For me there was never another choice, just because of my own make-up. I love languages and cultures, and I admired Chinese culture long before I had Grace. I wouldn’t be authentic if I didn’t embrace and expose Grace to Chinese culture. And I suppose it is that I am living as my authentic self which is what helps me live within the tension.
Ultimately, what helped me overcome the separation and isolation were the relationships we developed. Relationships with our students, with our minder Mr. Jia, with the retired folks on our campus, with the local fruit seller, with the cobbler on the street corner, and ultimately with Grace’s foster parents. Eating Chinese food and attending festivals and trying to experience cultural events are fine, but for us the most authentic experience of culture was in the relationships we made.
4: What was the greatest reward you have received by moving your family to China?
China is a comfortable, familiar place for my children. It is not a strange, foreign place. In particular, we know that Grace will have access to her birth culture whenever she should choose. It is not closed off to her. At the same time, this has not been her experience alone, but one she has shared with her brother, sister, and parents, a shared experience that has caused Grace’s Chinese culture to wash over all of us.
A second reward is that we’ve been forced to reexamine our American life. We’ve been close to people who have very little, and are content. We’ve learned to be content with less.

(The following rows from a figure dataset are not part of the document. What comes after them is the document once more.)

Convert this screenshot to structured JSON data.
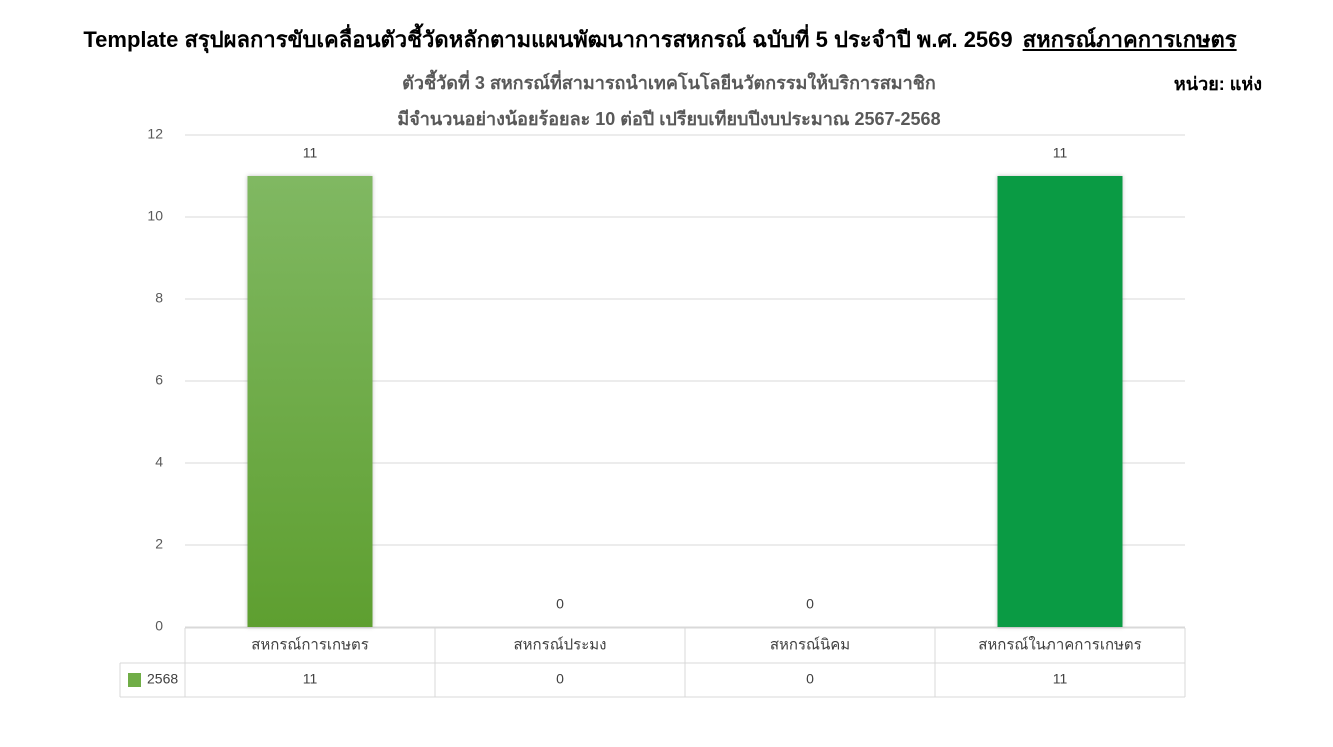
{
  "chart_data": {
    "type": "bar",
    "title": "Template สรุปผลการขับเคลื่อนตัวชี้วัดหลักตามแผนพัฒนาการสหกรณ์ ฉบับที่ 5 ประจำปี พ.ศ. 2569",
    "title_highlight": "สหกรณ์ภาคการเกษตร",
    "subtitle": [
      "ตัวชี้วัดที่ 3 สหกรณ์ที่สามารถนำเทคโนโลยีนวัตกรรมให้บริการสมาชิก",
      "มีจำนวนอย่างน้อยร้อยละ 10 ต่อปี เปรียบเทียบปีงบประมาณ 2567-2568"
    ],
    "unit_label": "หน่วย: แห่ง",
    "categories": [
      "สหกรณ์การเกษตร",
      "สหกรณ์ประมง",
      "สหกรณ์นิคม",
      "สหกรณ์ในภาคการเกษตร"
    ],
    "series": [
      {
        "name": "2568",
        "color": "#70ad47",
        "colors": [
          "#70ad47",
          "#70ad47",
          "#70ad47",
          "#0a9b44"
        ],
        "values": [
          11,
          0,
          0,
          11
        ]
      }
    ],
    "ylim": [
      0,
      12
    ],
    "yticks": [
      0,
      2,
      4,
      6,
      8,
      10,
      12
    ],
    "grid": true,
    "data_table": true
  }
}
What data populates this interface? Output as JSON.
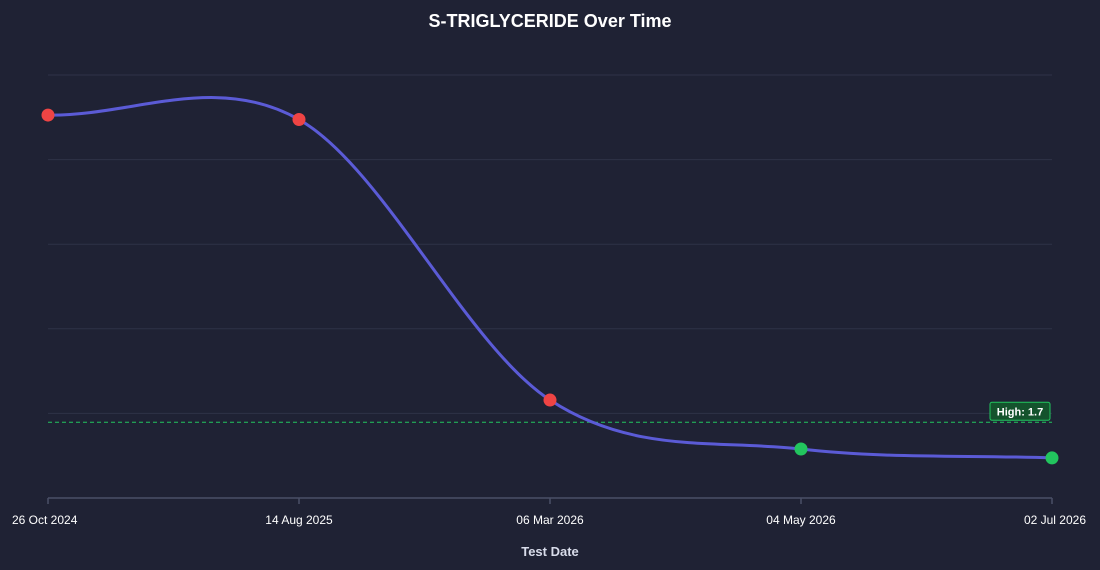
{
  "chart_data": {
    "type": "line",
    "title": "S-TRIGLYCERIDE Over Time",
    "xlabel": "Test Date",
    "ylabel": "",
    "x": [
      "26 Oct 2024",
      "14 Aug 2025",
      "06 Mar 2026",
      "04 May 2026",
      "02 Jul 2026"
    ],
    "series": [
      {
        "values": [
          8.6,
          8.5,
          2.2,
          1.1,
          0.9
        ]
      }
    ],
    "ylim": [
      0,
      9.5
    ],
    "grid_values": [
      1.9,
      3.8,
      5.7,
      7.6,
      9.5
    ],
    "reference_line": {
      "label": "High: 1.7",
      "value": 1.7,
      "color": "#22c55e"
    },
    "point_colors": [
      "#ef4444",
      "#ef4444",
      "#ef4444",
      "#22c55e",
      "#22c55e"
    ],
    "line_color": "#5b5bd6",
    "grid": true,
    "show_y_tick_labels": false
  }
}
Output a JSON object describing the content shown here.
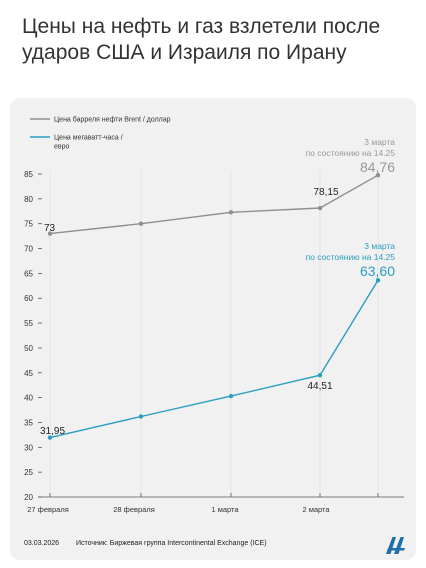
{
  "headline": "Цены на нефть и газ взлетели после ударов США и Израиля по Ирану",
  "footer": {
    "date": "03.03.2026",
    "source": "Источник: Биржевая группа Intercontinental Exchange (ICE)"
  },
  "colors": {
    "brent": "#8f8f8f",
    "gas": "#2b9ec0",
    "card": "#f1f1f1",
    "axis": "#555555"
  },
  "logo_icon": "aa-agency-logo",
  "chart_data": {
    "type": "line",
    "categories": [
      "27 февраля",
      "28 февраля",
      "1 марта",
      "2 марта",
      "3 марта"
    ],
    "ylim": [
      20,
      85
    ],
    "yticks": [
      20,
      25,
      30,
      35,
      40,
      45,
      50,
      55,
      60,
      65,
      70,
      75,
      80,
      85
    ],
    "series": [
      {
        "name": "Цена барреля нефти Brent / доллар",
        "values": [
          73,
          75,
          77.3,
          78.15,
          84.76
        ],
        "labels": [
          "73",
          "",
          "",
          "78,15",
          "84,76"
        ],
        "annotation": [
          "3 марта",
          "по состоянию на 14.25"
        ]
      },
      {
        "name": "Цена мегаватт-часа / евро",
        "values": [
          31.95,
          36.2,
          40.3,
          44.51,
          63.6
        ],
        "labels": [
          "31,95",
          "",
          "",
          "44,51",
          "63,60"
        ],
        "annotation": [
          "3 марта",
          "по состоянию на 14.25"
        ]
      }
    ]
  }
}
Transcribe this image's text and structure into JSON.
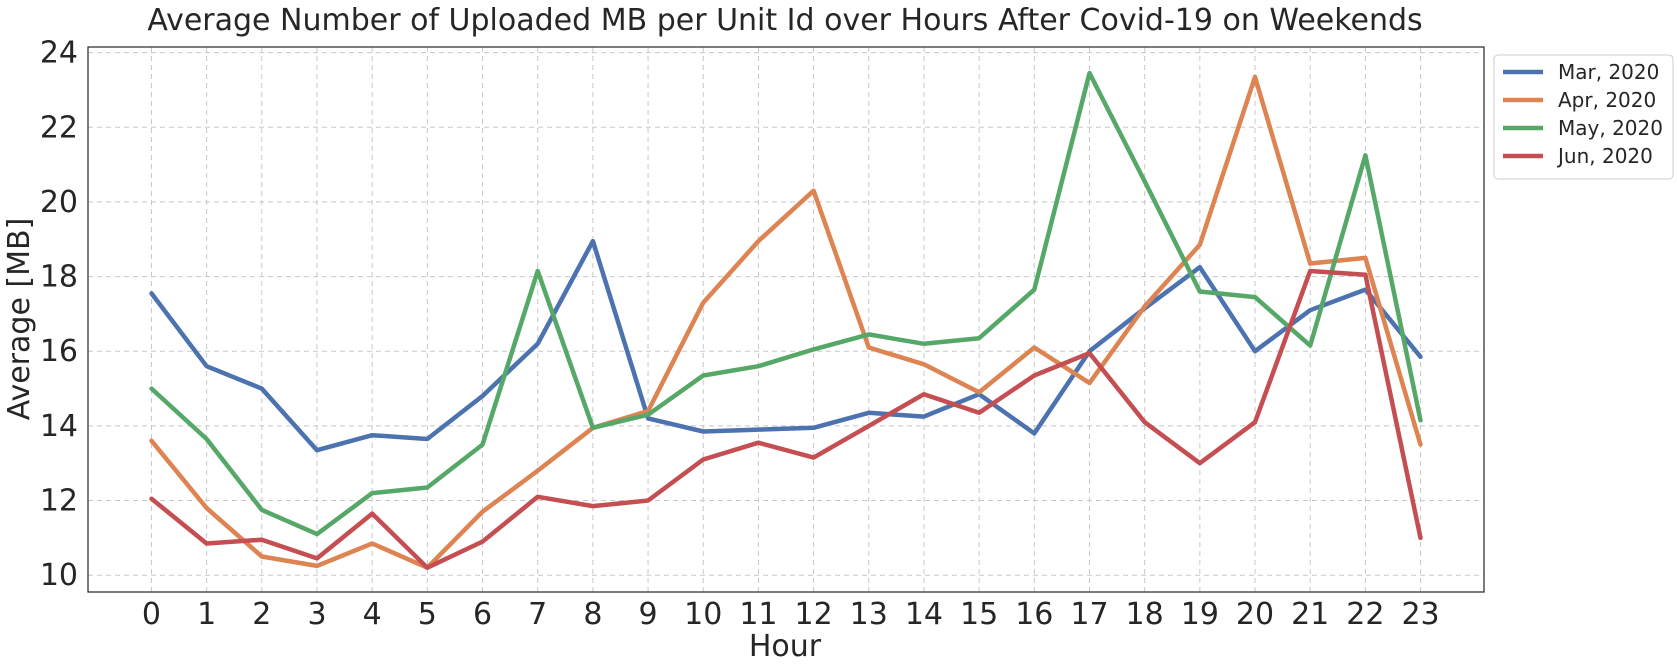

5: What is next for you? Any new writing projects? More adoptions?
Our family feels complete. I have a few writing projects in the back of my mind--the most pressing one is about the impact of Chinese history on the Chinese mind--but between teaching and studying (and three kids) it’s hard to find time to write.
Probably looming largest for our family is our return to the U.S. We’ve signed on to teach in Beijing for another year, but we anticipate it will be our last. Our kids are aging out of Chinese school. We want them to reap the benefits of primary school in China (learning all of the Chinese characters as well as excellent instruction in math), but we don’t want them to bear the burden of middle school (too much pressure, plus the beginning of political indoctrination). So we’re entering the window of needing to return. Plus, we’re Americans. Our kids need to slide into the American school system early enough that they feel fully comfortable in their American identity.
We’re not quite sure where we’ll settle in the U.S., nor do we have specific plans, but we’re ready for the next adventure.


1 comment:

  1. I shared this on FB, I liked her page. I love all of her work!